Hart und scharf - und reichlich links - klingen Balaguers Angriffe auf die in Santo Domingo regierende Befreiungspartei, die sich dem Diktat des Weltwährungsfonds und des ausländischen Kapitals unterwerfe. Verheißungsvoll zieht er uralte Ladenhüter wie "Agrarreform" hervor oder ruft mit leicht zittrigem Pathos: "Jede dominikanische Familie soll in einem eigenen Haus leben und sterben dürfen."
Einen gewissen Bodensatz von Glaubwürdigkeit haben diese Parolen für jene, die vom Paternalismus der Balaguer-Jahre (oder gar der Ära Trujillo) profitierten. Während der blutrünstige Diktator an die Armen immerhin Geld verschenkte und bei Kinderreichen die Patenschaft übernahm, spendierte Balaguer in seiner Zeit wesentlich systematischer: Zehntausende dominikanischer Familien verdanken ihm eine Nähmaschine, ein Fahrrad, ein Radio, ein Fernsehgerät.
Der Methusalem unter den Kandidaten kann es sich leisten, mit nationalistischer Demagogie sparsam umzugehen, weil seine Zuhörer ohnehin verstehen, wie es gemeint ist. Wenn Balaguer die Parole ausgibt: "Mit wachem Sinn für die Unantastbarkeit unseres Hoheitsgebietes eintreten!", kommt diese Phrase immer gut an, denn sie bedeutet im Klartext: die Grenze zu Haiti dichtmachen und keine armen Schlucker von allzu dunkler Hautfarbe mehr hereinlassen.
In Wahrheit werden die Haitianer aber gebraucht - auf den Zuckerrohrfeldern und besonders in der Bauindustrie, die vom Tourismus und vom Drogenschmuggel mächtige Impulse bekommt. Weit über eine halbe Million deutscher Touristen werden dieses Jahr an den Stränden des karibischen Mallorca erwartet.
Balaguer ist schon seit annähernd 30 Jahren vollkommen blind. Die Gefahr, dass er dadurch von Hintermännern und Einflüsterern leicht manipuliert werden könnte, gilt in der Dominikanischen Republik indessen gleichwohl als gering: Der Altmeister des Intrigenspiels hat in seinen vielen Präsidentschaftsjahren eine Kunst darin entwickelt, sich Dokumente und Gesetze von verschiedenen rivalisierenden Mitarbeitern vortragen und erklären zu lassen. Zwei Eigenschaften seines Herrn und Meisters Trujillo sind ihm in Fleisch und Blut übergegangen: krankhaftes Misstrauen, gepaart mit einem Elefantengedächtnis.
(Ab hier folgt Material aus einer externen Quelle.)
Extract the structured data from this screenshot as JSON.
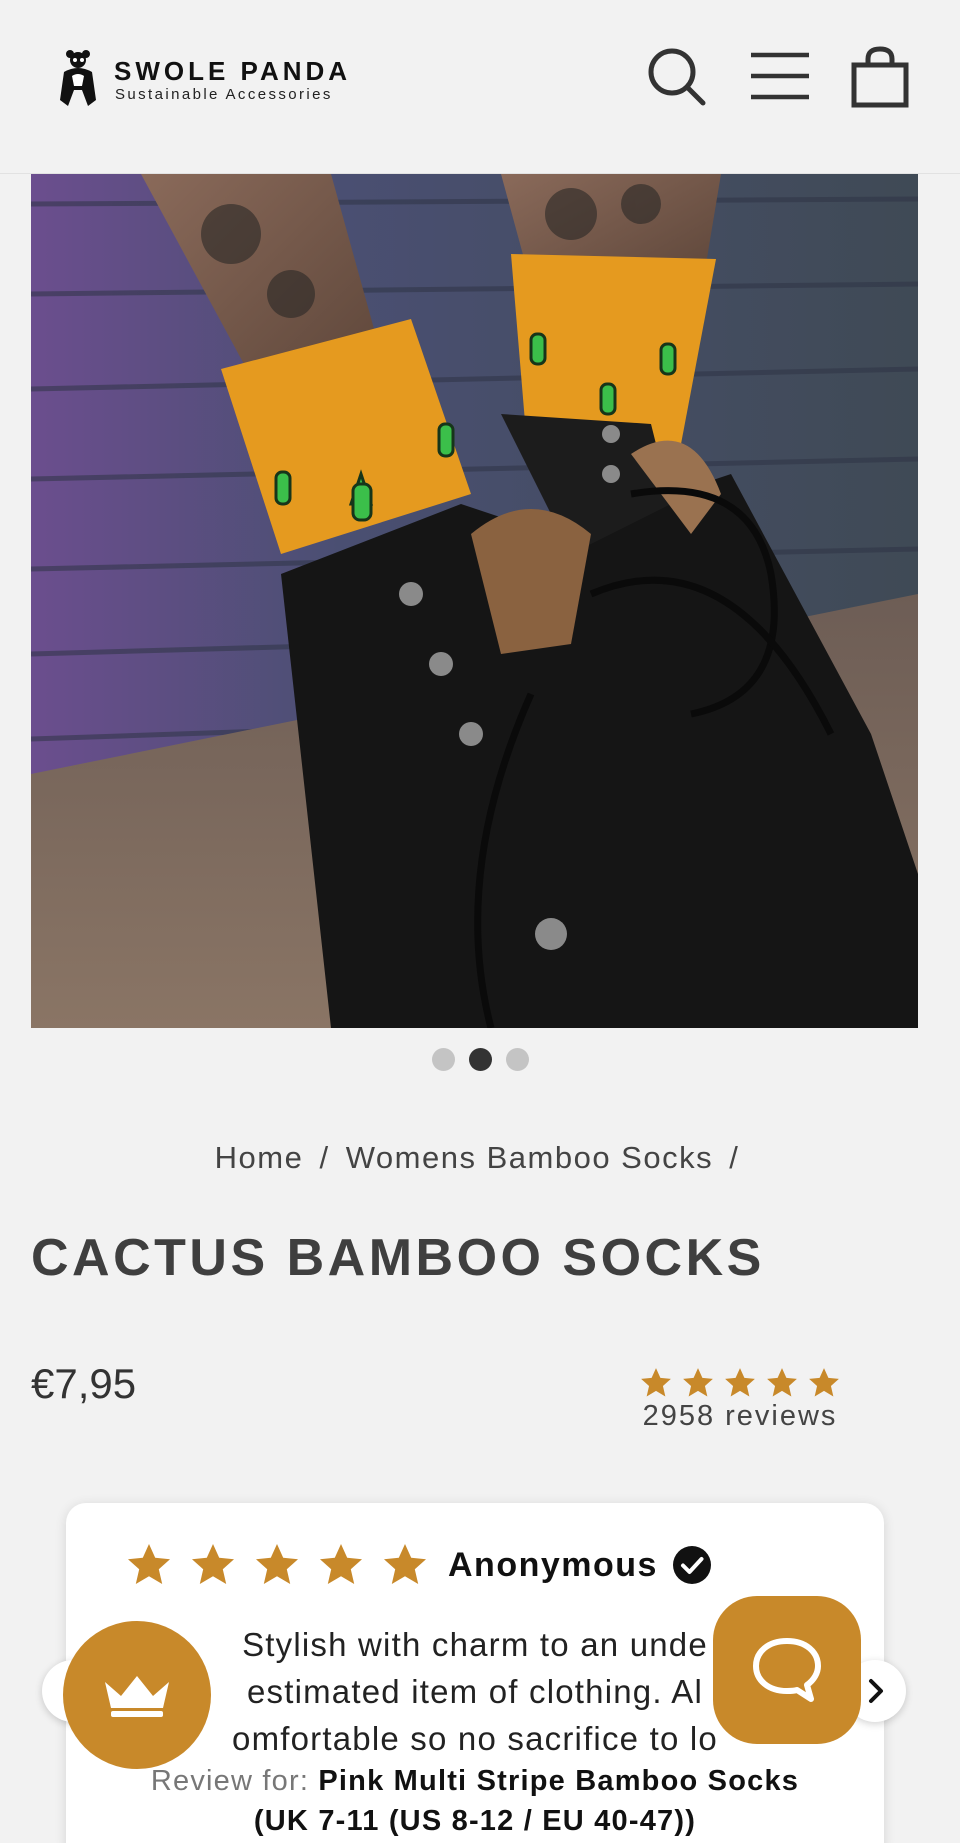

Blindheit ist auch der Grund dafür, weshalb Balaguer ohne Rücksicht auf potenzielle Ohrenbläser alle seine Reden aus dem Stegreif hält. In La Vega klappt das gut, der Alte wirkt konzentriert und energisch. "Sehen Sie, sein Leib mag gebrechlich sein, aber das Gehirn ist völlig intakt", ruft der junge Stalin hinterher triumphierend.
Stalin Lebrón führt die Jugendverbände der Christlich-Sozialen Reformpartei Joaquín Balaguers an und plädiert für eine Koalition mit der regierenden Befreiungspartei - natürlich unter Balaguers Führung. Den anrüchigen Vornamen hat Stalin von seinen Eltern in einer linken Phase nach dem Untergang der Ära Trujillo verpasst bekommen. Das weltgeschichtliche Bewusstsein in Santo Domingo ist aber nicht übermäßig entwickelt, der Name scheint niemanden zu stören.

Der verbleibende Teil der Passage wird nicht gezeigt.